In other OGP news, the Steering Committee posted a modified version of its Articles of Governance first announced in April.  The OGP did not indicate what is new about the June version.

Paraguay’s Plans Stresses Technology

Paraguay’s national action plan is called JAGUATA OÑONDIVEPA (in Guaraní it means let’s walk together).

The national plan includes commitments for an open government through strengthening the use of TICs (Spanish for “information technology”). These commitments are to develop a system to exchange information and data betwen public institutions, security against hacking, and a government portal to access services online.

Future activities would be to develop a system to manage contracts for the public institutions, local e- government, a system for denunciation, a data portal related to accomplishing international rules against corruption, and e- health.

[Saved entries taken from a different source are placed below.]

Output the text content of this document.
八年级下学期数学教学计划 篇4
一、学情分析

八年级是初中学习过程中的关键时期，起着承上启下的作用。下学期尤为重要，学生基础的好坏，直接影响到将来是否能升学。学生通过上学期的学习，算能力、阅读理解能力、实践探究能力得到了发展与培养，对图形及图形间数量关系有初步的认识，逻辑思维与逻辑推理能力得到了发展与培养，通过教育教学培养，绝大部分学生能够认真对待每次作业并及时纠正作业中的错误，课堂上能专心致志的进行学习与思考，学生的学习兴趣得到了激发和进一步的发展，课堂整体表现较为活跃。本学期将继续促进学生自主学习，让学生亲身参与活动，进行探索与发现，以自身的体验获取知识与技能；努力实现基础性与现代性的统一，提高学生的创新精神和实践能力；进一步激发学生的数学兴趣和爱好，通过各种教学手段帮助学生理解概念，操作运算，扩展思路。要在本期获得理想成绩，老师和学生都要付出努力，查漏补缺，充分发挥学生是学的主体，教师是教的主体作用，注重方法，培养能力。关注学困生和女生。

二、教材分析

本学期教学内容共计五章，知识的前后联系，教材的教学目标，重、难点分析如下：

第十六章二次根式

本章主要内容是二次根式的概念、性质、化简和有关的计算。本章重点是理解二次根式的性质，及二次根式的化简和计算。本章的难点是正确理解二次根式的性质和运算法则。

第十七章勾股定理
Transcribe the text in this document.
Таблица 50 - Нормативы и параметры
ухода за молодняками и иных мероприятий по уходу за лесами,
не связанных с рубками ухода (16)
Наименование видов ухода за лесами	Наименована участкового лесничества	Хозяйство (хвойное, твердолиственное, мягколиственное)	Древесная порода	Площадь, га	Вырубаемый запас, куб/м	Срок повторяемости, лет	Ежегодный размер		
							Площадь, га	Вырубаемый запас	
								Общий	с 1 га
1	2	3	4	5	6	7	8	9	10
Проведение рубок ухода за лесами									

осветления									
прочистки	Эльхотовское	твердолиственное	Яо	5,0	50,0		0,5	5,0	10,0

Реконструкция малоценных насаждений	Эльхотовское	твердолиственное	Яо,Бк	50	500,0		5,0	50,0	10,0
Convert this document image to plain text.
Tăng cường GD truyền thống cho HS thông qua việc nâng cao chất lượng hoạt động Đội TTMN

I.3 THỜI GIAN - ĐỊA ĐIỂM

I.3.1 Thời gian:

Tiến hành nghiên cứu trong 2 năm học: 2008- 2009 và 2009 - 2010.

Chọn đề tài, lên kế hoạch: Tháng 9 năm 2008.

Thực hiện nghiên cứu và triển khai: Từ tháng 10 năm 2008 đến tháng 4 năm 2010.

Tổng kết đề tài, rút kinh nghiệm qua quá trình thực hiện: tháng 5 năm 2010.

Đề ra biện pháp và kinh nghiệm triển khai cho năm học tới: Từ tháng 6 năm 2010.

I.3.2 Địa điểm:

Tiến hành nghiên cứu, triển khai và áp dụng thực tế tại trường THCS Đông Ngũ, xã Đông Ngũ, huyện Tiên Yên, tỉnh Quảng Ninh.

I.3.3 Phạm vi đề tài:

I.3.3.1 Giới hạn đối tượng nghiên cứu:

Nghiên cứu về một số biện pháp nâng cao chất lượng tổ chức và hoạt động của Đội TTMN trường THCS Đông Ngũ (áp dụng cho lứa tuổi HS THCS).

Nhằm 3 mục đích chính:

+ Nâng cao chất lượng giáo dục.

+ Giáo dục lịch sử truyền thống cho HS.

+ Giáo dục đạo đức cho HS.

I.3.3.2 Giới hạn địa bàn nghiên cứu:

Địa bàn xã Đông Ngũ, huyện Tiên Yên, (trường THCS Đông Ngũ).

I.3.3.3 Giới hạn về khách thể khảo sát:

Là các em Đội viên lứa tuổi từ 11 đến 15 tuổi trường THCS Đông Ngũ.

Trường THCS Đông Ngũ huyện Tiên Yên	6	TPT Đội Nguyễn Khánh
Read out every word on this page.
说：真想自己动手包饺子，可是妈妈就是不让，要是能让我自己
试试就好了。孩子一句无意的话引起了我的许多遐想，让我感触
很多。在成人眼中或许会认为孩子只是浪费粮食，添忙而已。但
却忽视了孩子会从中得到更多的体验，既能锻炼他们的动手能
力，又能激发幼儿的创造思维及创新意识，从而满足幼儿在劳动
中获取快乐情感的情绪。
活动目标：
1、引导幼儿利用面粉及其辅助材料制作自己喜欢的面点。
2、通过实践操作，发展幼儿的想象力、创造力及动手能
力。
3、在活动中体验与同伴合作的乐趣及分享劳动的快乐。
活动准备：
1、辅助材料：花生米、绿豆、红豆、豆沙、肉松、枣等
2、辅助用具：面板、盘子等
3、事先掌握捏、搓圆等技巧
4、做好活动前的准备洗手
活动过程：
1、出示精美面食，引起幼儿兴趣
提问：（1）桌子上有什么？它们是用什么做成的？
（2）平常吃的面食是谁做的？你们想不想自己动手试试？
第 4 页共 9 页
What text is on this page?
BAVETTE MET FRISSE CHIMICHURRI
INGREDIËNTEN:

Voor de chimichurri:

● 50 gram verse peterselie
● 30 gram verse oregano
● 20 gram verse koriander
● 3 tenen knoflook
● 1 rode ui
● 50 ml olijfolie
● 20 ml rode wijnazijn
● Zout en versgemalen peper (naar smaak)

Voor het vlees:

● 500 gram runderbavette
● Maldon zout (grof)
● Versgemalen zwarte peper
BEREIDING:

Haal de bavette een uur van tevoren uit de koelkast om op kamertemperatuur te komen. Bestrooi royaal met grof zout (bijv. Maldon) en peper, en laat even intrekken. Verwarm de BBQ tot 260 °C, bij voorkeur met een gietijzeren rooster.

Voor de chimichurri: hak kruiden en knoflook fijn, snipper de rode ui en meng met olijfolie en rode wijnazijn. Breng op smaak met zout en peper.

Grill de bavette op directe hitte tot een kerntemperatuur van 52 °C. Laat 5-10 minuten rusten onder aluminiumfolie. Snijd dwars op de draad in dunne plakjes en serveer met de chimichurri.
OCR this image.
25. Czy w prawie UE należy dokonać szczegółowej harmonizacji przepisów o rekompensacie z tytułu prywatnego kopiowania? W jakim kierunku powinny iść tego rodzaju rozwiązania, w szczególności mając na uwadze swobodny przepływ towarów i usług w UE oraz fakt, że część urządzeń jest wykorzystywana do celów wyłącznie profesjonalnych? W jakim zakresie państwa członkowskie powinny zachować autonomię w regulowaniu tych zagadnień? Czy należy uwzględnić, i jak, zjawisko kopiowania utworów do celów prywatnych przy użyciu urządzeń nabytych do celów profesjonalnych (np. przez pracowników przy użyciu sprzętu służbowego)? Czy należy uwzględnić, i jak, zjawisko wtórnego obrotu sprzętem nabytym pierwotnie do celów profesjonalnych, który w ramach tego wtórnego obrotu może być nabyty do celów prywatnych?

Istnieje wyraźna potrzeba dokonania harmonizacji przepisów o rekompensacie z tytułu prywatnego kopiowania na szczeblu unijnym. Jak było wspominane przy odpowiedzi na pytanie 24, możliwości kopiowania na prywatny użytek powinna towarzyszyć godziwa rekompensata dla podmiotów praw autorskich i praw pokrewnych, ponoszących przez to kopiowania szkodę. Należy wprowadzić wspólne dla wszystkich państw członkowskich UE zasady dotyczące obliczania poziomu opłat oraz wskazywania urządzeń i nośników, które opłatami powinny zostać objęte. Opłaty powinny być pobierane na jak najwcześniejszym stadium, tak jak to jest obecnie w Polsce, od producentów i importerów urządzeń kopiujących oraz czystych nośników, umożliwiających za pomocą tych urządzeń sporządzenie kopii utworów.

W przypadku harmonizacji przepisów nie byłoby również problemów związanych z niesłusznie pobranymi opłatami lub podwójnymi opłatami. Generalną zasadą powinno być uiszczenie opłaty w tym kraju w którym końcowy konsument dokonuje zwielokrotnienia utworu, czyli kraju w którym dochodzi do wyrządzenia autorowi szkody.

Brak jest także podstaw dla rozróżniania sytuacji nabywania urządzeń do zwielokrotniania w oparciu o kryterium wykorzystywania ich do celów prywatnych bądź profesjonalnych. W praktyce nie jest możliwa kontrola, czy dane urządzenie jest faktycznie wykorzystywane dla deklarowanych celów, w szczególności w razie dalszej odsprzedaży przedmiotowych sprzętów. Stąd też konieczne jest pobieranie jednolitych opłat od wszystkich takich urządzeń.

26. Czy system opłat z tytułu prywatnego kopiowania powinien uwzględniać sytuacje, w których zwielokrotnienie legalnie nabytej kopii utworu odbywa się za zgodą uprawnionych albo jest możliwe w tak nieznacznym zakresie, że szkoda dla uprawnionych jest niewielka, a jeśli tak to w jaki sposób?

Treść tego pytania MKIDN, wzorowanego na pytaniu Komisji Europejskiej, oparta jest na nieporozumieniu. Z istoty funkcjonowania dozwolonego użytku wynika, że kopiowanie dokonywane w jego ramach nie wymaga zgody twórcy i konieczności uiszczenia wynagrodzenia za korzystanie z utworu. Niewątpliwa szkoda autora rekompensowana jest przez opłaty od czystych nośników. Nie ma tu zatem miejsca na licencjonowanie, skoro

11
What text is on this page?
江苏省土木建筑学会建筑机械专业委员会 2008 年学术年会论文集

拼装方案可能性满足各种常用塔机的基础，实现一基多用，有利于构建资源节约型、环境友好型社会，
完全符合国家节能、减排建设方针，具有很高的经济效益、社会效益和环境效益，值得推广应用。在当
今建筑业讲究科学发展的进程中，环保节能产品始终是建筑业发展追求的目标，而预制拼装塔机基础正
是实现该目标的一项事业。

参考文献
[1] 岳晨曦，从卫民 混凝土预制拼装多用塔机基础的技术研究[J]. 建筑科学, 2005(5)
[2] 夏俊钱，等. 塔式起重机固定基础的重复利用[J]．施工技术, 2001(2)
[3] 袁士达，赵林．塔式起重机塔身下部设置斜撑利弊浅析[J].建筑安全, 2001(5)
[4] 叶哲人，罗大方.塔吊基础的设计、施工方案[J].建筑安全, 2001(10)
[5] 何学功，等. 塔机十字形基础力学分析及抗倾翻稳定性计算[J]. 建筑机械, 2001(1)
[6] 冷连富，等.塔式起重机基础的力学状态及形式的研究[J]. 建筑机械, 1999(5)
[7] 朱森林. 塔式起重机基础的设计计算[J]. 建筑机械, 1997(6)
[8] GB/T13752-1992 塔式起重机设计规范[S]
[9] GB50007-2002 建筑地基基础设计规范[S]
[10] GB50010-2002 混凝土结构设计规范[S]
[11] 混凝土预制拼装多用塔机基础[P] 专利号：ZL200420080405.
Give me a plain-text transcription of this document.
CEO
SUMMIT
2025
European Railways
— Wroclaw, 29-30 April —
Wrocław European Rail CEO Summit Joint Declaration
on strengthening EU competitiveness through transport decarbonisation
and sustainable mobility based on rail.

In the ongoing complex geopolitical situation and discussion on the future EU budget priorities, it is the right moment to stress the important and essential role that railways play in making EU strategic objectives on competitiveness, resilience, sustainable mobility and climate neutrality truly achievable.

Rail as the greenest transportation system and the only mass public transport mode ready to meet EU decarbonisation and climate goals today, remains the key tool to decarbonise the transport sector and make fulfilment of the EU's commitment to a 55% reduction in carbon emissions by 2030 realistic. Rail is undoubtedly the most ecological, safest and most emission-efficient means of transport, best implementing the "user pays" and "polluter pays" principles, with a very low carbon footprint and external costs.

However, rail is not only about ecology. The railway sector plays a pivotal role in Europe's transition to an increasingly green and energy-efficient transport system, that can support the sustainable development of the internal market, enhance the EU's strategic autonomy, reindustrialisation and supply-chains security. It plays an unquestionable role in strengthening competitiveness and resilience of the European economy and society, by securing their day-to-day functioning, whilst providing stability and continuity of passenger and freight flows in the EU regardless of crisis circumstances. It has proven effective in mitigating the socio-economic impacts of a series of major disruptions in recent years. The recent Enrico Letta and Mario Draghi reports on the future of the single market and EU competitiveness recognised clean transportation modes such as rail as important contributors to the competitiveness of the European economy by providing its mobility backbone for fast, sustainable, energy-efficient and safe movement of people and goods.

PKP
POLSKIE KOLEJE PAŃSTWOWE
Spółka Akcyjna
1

The national plan was presented to the academic sector, civil organizations and the general public.

The plan over-emphasizes technology, commented María José Bazán Flecha  of Centro de Estudios Judiciales, who noted that it does not include adoption of a freedom of information law, which Paraguay lacks.

“I see that the actions will help the management of the public administration, but we need more mechanisms for civic participation and for accountability.”

 Her organization was the only civil society organization from Paraguay which attended the OGP April meeting in Brazil.

Paraguayans do not know much about it, the plan, she said, adding: “We do not know if a plan of monitoring these commitments exists. Mechanism for accountability and civic participation are not included in the action plan.”

South Korea Focuses on Public Services

South Korea’s plan, if it is a plan, is not located in the usual spot for action plans on the OGP website, but appears to be a description of future activities.

The government indicates that its main focus will be using technology to enhance the quality of public policies and services and to foster government efficiency, effectiveness, and responsiveness. The vision statement promises to promote democracy “through continuous consultation with civil society organizations and private sectors.”

After discussing past efforts, the undated South Korean posting says the next generation of changes will “keep abreast with the rapidly changing mobile paradigm brought upon by the spread of smartphones, tablet PCs and so on.” It promises: “Public service usage and active citizen participation anytime, anywhere are further promoted through the integration of smart devices and government services, thus optimizing government efficiency and user-convenience.

OGP Discussed by Azerbaijan Groups, Clinton

Although Azerbaijan has yet to submit a plan, the OGP was discussed there in early June when U.S. Secretary of state Hillary Clinton met for an hour with civil society groups. As reported by Revenue Watch:

The main topic of discussion was Open Government Partnership, in which Azerbaijan became a member last year. After a review of the general challenges for Azerbaijan (huge dependence on oil revenues, sustainable development, economic diversification, lack of CSO representatives in the State Oil Fund Supervisory Board), OGP was presented as promising tool for the country and for civil society.

The concerns raised about OGP included a need for more active involvement of civil society in order to make the OGP process truly beneficial, rather than just a formality. Participants also cited EITI as a good tool for achieving transparency in oil, gas and mining revenues; however the local groups emphasized an equal need for transparency and accountability in the management and spending of those revenues. The group also described the local CSO Forum on OGP. Mrs. Clinton mentioned the current work by OGP to develop its own accountability system.